The above tests suggest using different sources for hitting performance, hitting playing time, pitching performance, and pitching playing time.  For every 9 of you who think that’s insane, there is one of you who is thinking something like, “Only one source for hitting performance?  That’s crazy.  I average together 3 hitting sources and 3 pitching sources!”  I hear you.  I historically average together 2-3 sources for performance rates and started averaging 2 playing time sources starting this past year.

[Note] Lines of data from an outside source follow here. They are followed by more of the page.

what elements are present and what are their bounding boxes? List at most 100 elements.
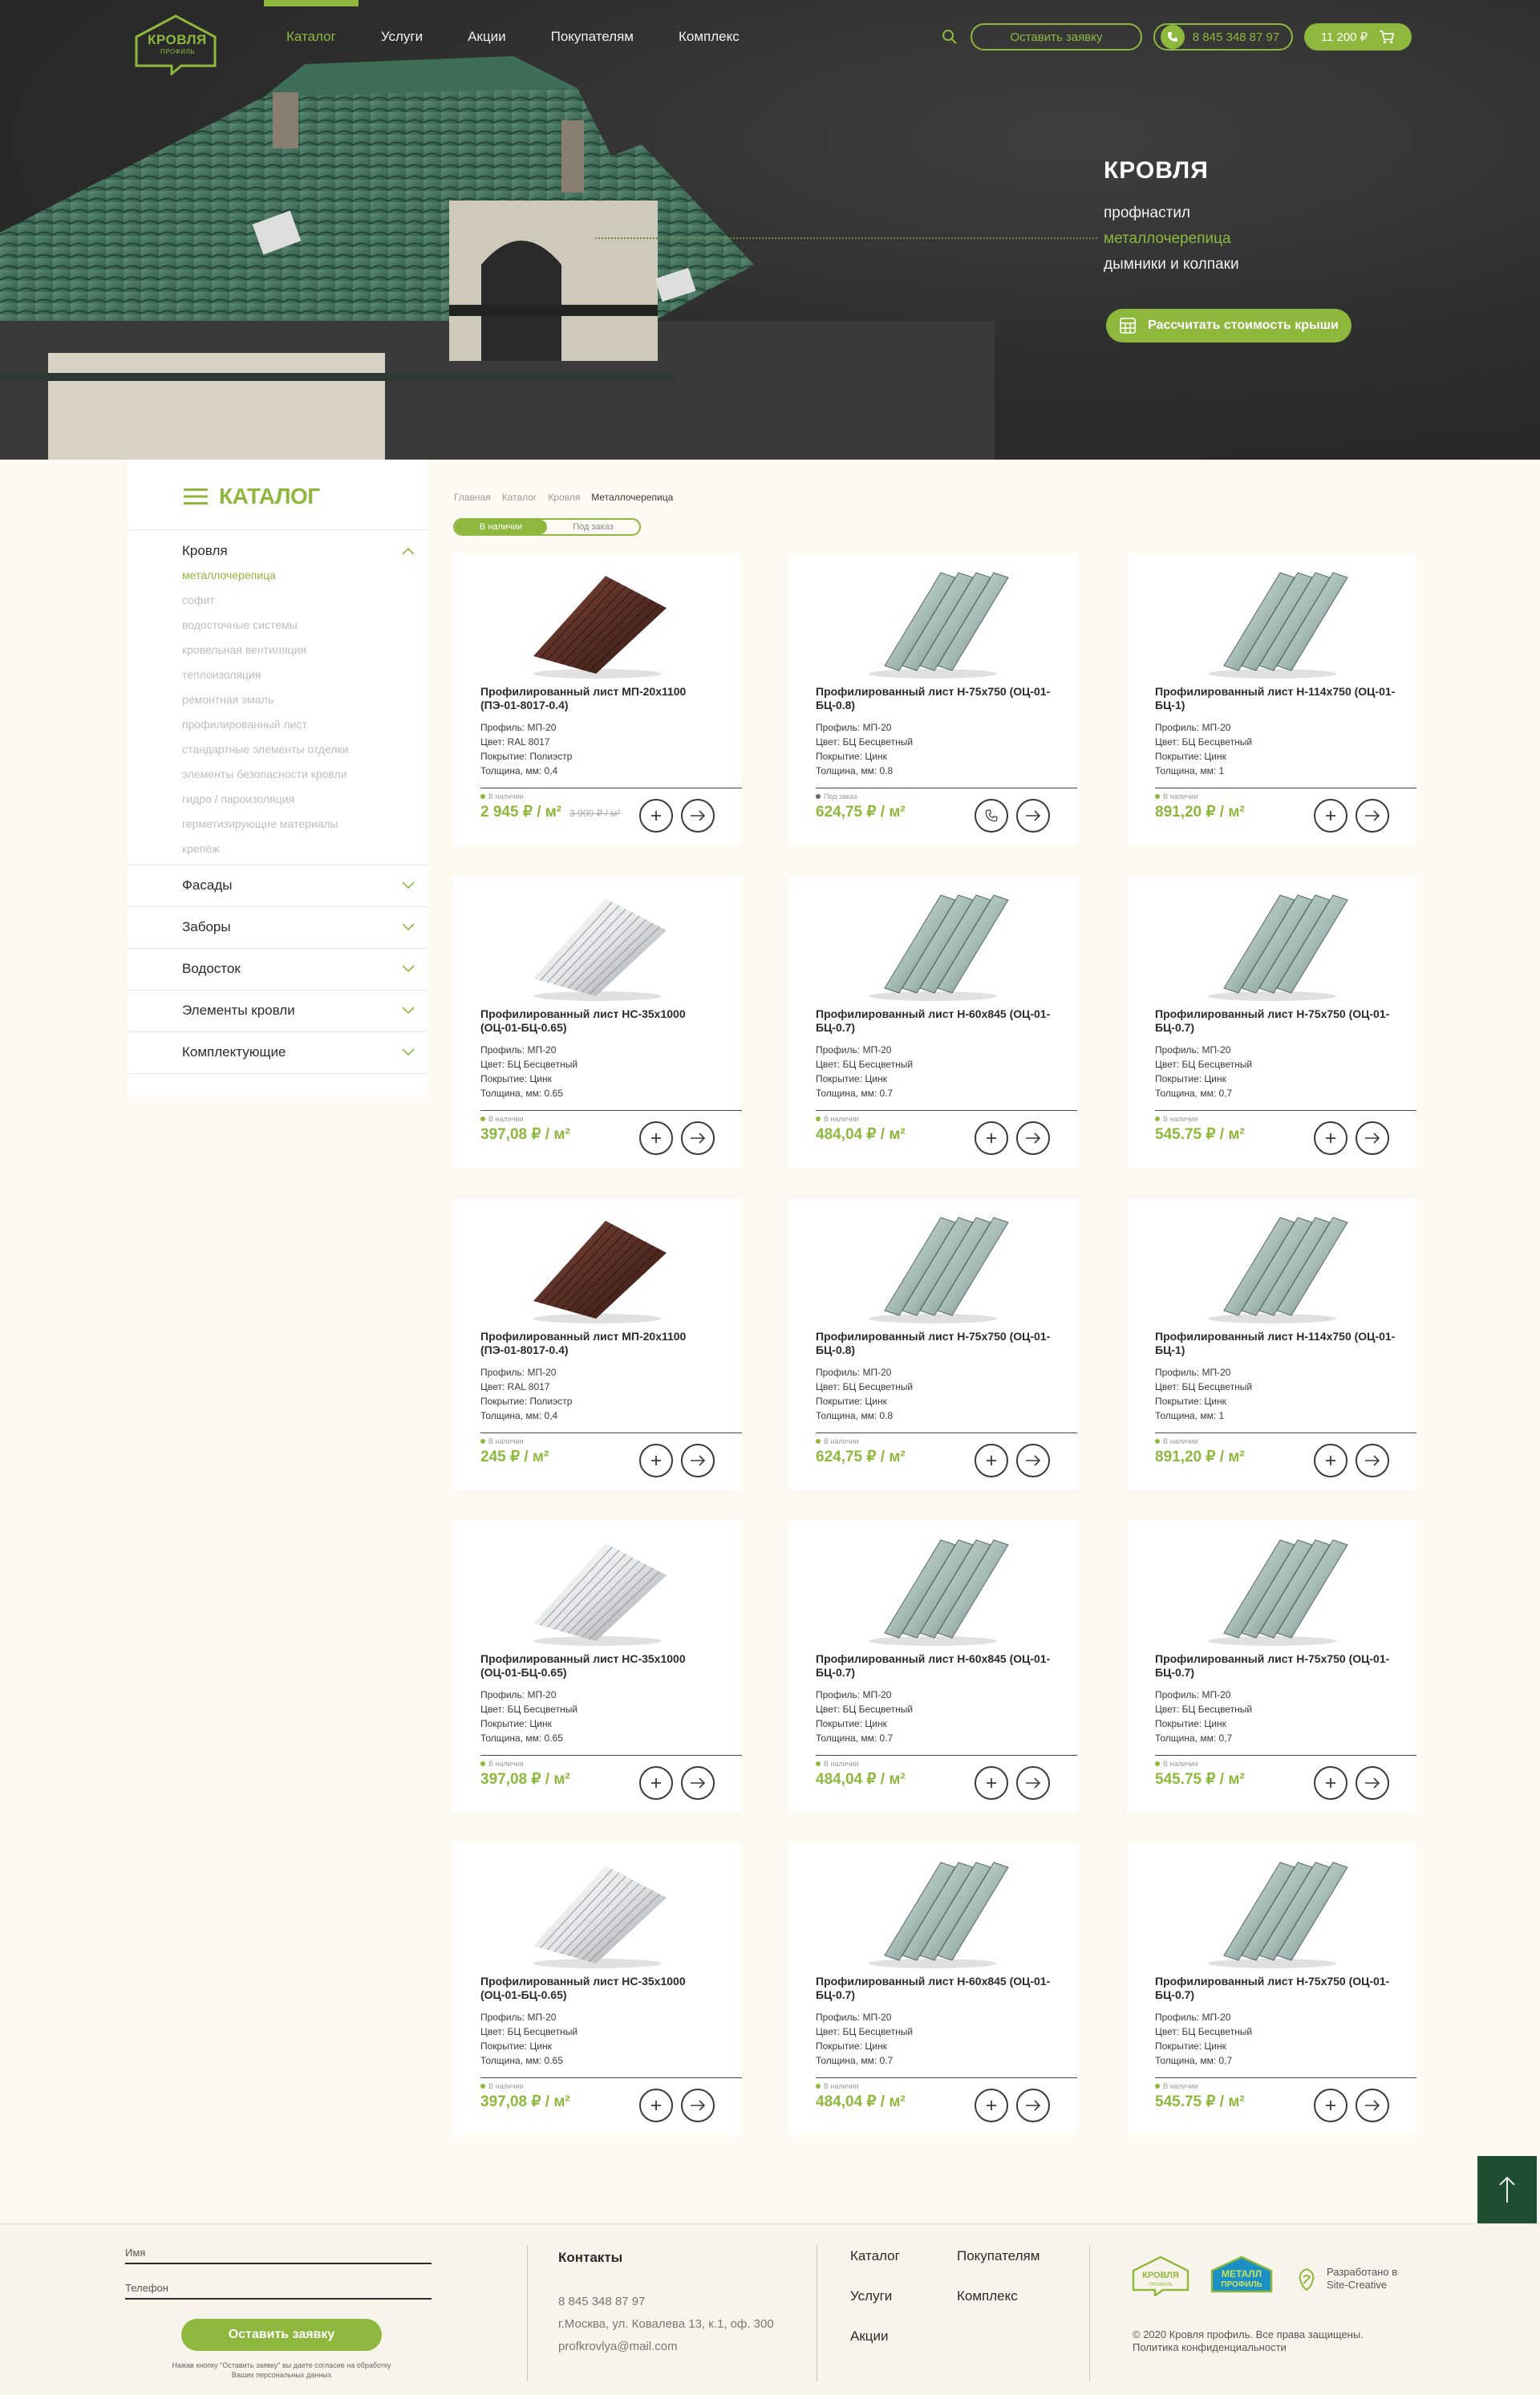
- open-product-button[interactable]: [681, 1766, 715, 1800]
- product-title[interactable]: Профилированный лист Н-75х750 (ОЦ-01-БЦ-…: [1155, 1007, 1396, 1035]
- open-product-button[interactable]: [1016, 1444, 1050, 1477]
- footer-link-buyers[interactable]: Покупателям: [957, 2248, 1040, 2264]
- add-to-cart-button[interactable]: [639, 1766, 673, 1800]
- add-to-cart-button[interactable]: [975, 2089, 1008, 2122]
- product-card[interactable]: Профилированный лист Н-75х750 (ОЦ-01-БЦ-…: [788, 1198, 1077, 1490]
- open-product-button[interactable]: [1016, 2089, 1050, 2122]
- developer-credit[interactable]: Разработано в Site-Creative: [1327, 2266, 1397, 2292]
- open-product-button[interactable]: [1356, 1121, 1389, 1155]
- sidebar-category-roofing[interactable]: Кровля: [182, 543, 415, 559]
- product-title[interactable]: Профилированный лист МП-20х1100 (ПЭ-01-8…: [480, 685, 721, 712]
- nav-promotions[interactable]: Акции: [445, 0, 529, 72]
- product-title[interactable]: Профилированный лист Н-60х845 (ОЦ-01-БЦ-…: [816, 1007, 1056, 1035]
- product-title[interactable]: Профилированный лист МП-20х1100 (ПЭ-01-8…: [480, 1330, 721, 1357]
- sidebar-subitem-trim[interactable]: стандартные элементы отделки: [182, 743, 348, 756]
- sidebar-subitem-profiled-sheet[interactable]: профилированный лист: [182, 718, 307, 731]
- footer-email[interactable]: profkrovlya@mail.com: [558, 2340, 678, 2353]
- sidebar-category-drainage[interactable]: Водосток: [182, 961, 415, 977]
- add-to-cart-button[interactable]: [639, 1121, 673, 1155]
- product-title[interactable]: Профилированный лист НС-35х1000 (ОЦ-01-Б…: [480, 1007, 721, 1035]
- add-to-cart-button[interactable]: [975, 1444, 1008, 1477]
- menu-icon[interactable]: [184, 488, 208, 505]
- site-logo[interactable]: КРОВЛЯ ПРОФИЛЬ: [133, 13, 218, 77]
- product-title[interactable]: Профилированный лист Н-114х750 (ОЦ-01-БЦ…: [1155, 1330, 1396, 1357]
- nav-complex[interactable]: Комплекс: [656, 0, 762, 72]
- nav-buyers[interactable]: Покупателям: [529, 0, 656, 72]
- add-to-cart-button[interactable]: [975, 1121, 1008, 1155]
- sidebar-subitem-soffit[interactable]: софит: [182, 594, 215, 606]
- product-card[interactable]: Профилированный лист НС-35х1000 (ОЦ-01-Б…: [453, 1843, 742, 2135]
- footer-link-catalog[interactable]: Каталог: [850, 2248, 900, 2264]
- product-card[interactable]: Профилированный лист НС-35х1000 (ОЦ-01-Б…: [453, 1521, 742, 1813]
- open-product-button[interactable]: [681, 1121, 715, 1155]
- sidebar-subitem-membranes[interactable]: гидро / пароизоляция: [182, 792, 294, 805]
- open-product-button[interactable]: [681, 2089, 715, 2122]
- footer-phone[interactable]: 8 845 348 87 97: [558, 2295, 645, 2308]
- product-card[interactable]: Профилированный лист Н-60х845 (ОЦ-01-БЦ-…: [788, 1843, 1077, 2135]
- sidebar-category-facades[interactable]: Фасады: [182, 877, 415, 894]
- product-title[interactable]: Профилированный лист Н-75х750 (ОЦ-01-БЦ-…: [1155, 1975, 1396, 2002]
- nav-catalog[interactable]: Каталог: [264, 0, 359, 72]
- add-to-cart-button[interactable]: [1314, 1121, 1348, 1155]
- sidebar-category-roof-elements[interactable]: Элементы кровли: [182, 1003, 415, 1019]
- product-title[interactable]: Профилированный лист Н-60х845 (ОЦ-01-БЦ-…: [816, 1975, 1056, 2002]
- product-title[interactable]: Профилированный лист Н-60х845 (ОЦ-01-БЦ-…: [816, 1652, 1056, 1680]
- add-to-cart-button[interactable]: [1314, 1444, 1348, 1477]
- open-product-button[interactable]: [1356, 2089, 1389, 2122]
- footer-link-services[interactable]: Услуги: [850, 2288, 892, 2304]
- open-product-button[interactable]: [1016, 1121, 1050, 1155]
- calculate-roof-button[interactable]: Рассчитать стоимость крыши: [1106, 309, 1352, 342]
- add-to-cart-button[interactable]: [639, 1444, 673, 1477]
- sidebar-subitem-metal-tile[interactable]: металлочерепица: [182, 569, 276, 582]
- hero-item-metal-tile[interactable]: металлочерепица: [1104, 226, 1239, 252]
- product-title[interactable]: Профилированный лист Н-75х750 (ОЦ-01-БЦ-…: [1155, 1652, 1396, 1680]
- open-product-button[interactable]: [1016, 1766, 1050, 1800]
- add-to-cart-button[interactable]: [1314, 2089, 1348, 2122]
- hero-item-chimneys[interactable]: дымники и колпаки: [1104, 252, 1239, 278]
- sidebar-subitem-enamel[interactable]: ремонтная эмаль: [182, 693, 274, 706]
- add-to-cart-button[interactable]: [639, 2089, 673, 2122]
- search-icon[interactable]: [940, 27, 959, 47]
- product-card[interactable]: Профилированный лист Н-60х845 (ОЦ-01-БЦ-…: [788, 1521, 1077, 1813]
- breadcrumb-catalog[interactable]: Каталог: [502, 492, 537, 503]
- phone-input[interactable]: [125, 2298, 432, 2300]
- product-card[interactable]: Профилированный лист НС-35х1000 (ОЦ-01-Б…: [453, 876, 742, 1168]
- product-card[interactable]: Профилированный лист Н-60х845 (ОЦ-01-БЦ-…: [788, 876, 1077, 1168]
- sidebar-subitem-gutters[interactable]: водосточные системы: [182, 618, 298, 631]
- privacy-policy-link[interactable]: Политика конфиденциальности: [1133, 2341, 1287, 2353]
- product-card[interactable]: Профилированный лист Н-114х750 (ОЦ-01-БЦ…: [1128, 1198, 1416, 1490]
- product-title[interactable]: Профилированный лист НС-35х1000 (ОЦ-01-Б…: [480, 1652, 721, 1680]
- footer-submit-button[interactable]: Оставить заявку: [181, 2319, 382, 2351]
- sidebar-category-fences[interactable]: Заборы: [182, 919, 415, 935]
- add-to-cart-button[interactable]: [639, 799, 673, 833]
- scroll-to-top-button[interactable]: [1477, 2156, 1537, 2223]
- name-input[interactable]: [125, 2263, 432, 2264]
- open-product-button[interactable]: [1016, 799, 1050, 833]
- sidebar-subitem-insulation[interactable]: теплоизоляция: [182, 668, 261, 681]
- add-to-cart-button[interactable]: [975, 1766, 1008, 1800]
- sidebar-subitem-sealants[interactable]: герметизирующие материалы: [182, 817, 338, 830]
- hero-item-profnastil[interactable]: профнастил: [1104, 201, 1239, 226]
- open-product-button[interactable]: [681, 799, 715, 833]
- sidebar-subitem-fasteners[interactable]: крепёж: [182, 842, 219, 855]
- add-to-cart-button[interactable]: [1314, 1766, 1348, 1800]
- product-card[interactable]: Профилированный лист Н-75х750 (ОЦ-01-БЦ-…: [1128, 876, 1416, 1168]
- request-button[interactable]: Оставить заявку: [971, 23, 1142, 51]
- sidebar-category-accessories[interactable]: Комплектующие: [182, 1044, 415, 1060]
- open-product-button[interactable]: [1356, 1444, 1389, 1477]
- footer-link-complex[interactable]: Комплекс: [957, 2288, 1018, 2304]
- product-card[interactable]: Профилированный лист Н-75х750 (ОЦ-01-БЦ-…: [1128, 1843, 1416, 2135]
- product-title[interactable]: Профилированный лист Н-75х750 (ОЦ-01-БЦ-…: [816, 685, 1056, 712]
- footer-link-promotions[interactable]: Акции: [850, 2328, 889, 2344]
- toggle-in-stock[interactable]: В наличии: [455, 520, 547, 534]
- product-card[interactable]: Профилированный лист Н-75х750 (ОЦ-01-БЦ-…: [1128, 1521, 1416, 1813]
- product-card[interactable]: Профилированный лист Н-114х750 (ОЦ-01-БЦ…: [1128, 553, 1416, 845]
- phone-button[interactable]: 8 845 348 87 97: [1153, 23, 1293, 51]
- open-product-button[interactable]: [1356, 799, 1389, 833]
- toggle-on-order[interactable]: Под заказ: [547, 520, 639, 534]
- product-title[interactable]: Профилированный лист НС-35х1000 (ОЦ-01-Б…: [480, 1975, 721, 2002]
- sidebar-subitem-ventilation[interactable]: кровельная вентиляция: [182, 643, 306, 656]
- product-card[interactable]: Профилированный лист Н-75х750 (ОЦ-01-БЦ-…: [788, 553, 1077, 845]
- open-product-button[interactable]: [681, 1444, 715, 1477]
- product-title[interactable]: Профилированный лист Н-75х750 (ОЦ-01-БЦ-…: [816, 1330, 1056, 1357]
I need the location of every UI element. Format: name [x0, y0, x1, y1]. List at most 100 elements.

Theoretically, I can determine the best combination of sources for 2012 through a regression test.  For instance, the ideal formula for combining 2012 Steamer + ZiPS hitter projections (based on comparing actual vs. projected RCL team values) is:  8.284098+.377763*Steamer + .642084*ZiPS.  That results in a 42.6% correlation whereas using Steamer alone was at 41.7% and ZiPS was at 41.5% (see Test #2).  You could go even further and determine the best formula for every stat category and…

Yeah, that’s a crazy person path that I am not going down.  Not only is it a case of diminishing gains but it is highly doubtful that the regression formula for 2012 will magically work in 2013.

So here are the results from a simpler test that just averages two top sources for Tests #2 and #3 to see if there are any benefits to averaging two sources:

  • Hitting Performance:  CAIRO – 42%, Steamer – 41.7%, CAIRO/Steamer – 42.5%
  • Hitting Playing Time:  Baseball Prospectus – 52.6%, Fantistics 51.6%, BP/Fantistics 53.4%
  • Pitching Performance (ignoring Save pts) – CAIRO – 23.4%, Steamer 23.9%, CAIRO/Steamer 24.6%
  • Pitching Playing Time (ignoring Save pts) – Baseball Prospectus – 51.1%, Fantistics – 51.1%, BP/Fantistics 51.6%

In all four cases, the averaged estimate increased about a percentage point.  So there does appear to be some benefit to averaging two sources – as long as those sources both performed well.  For instance, in 2012, I used 67% Steamer, 33% ZiPS for my Point Shares pitching performance and ended up with a 51.8% correlation whereas just using Steamer would’ve netted 52.8% (ZiPS was at 45.9%).

I did not do any tests on averaging 3+ systems but I would guess that it would just as likely hurt accuracy as it would help accuracy.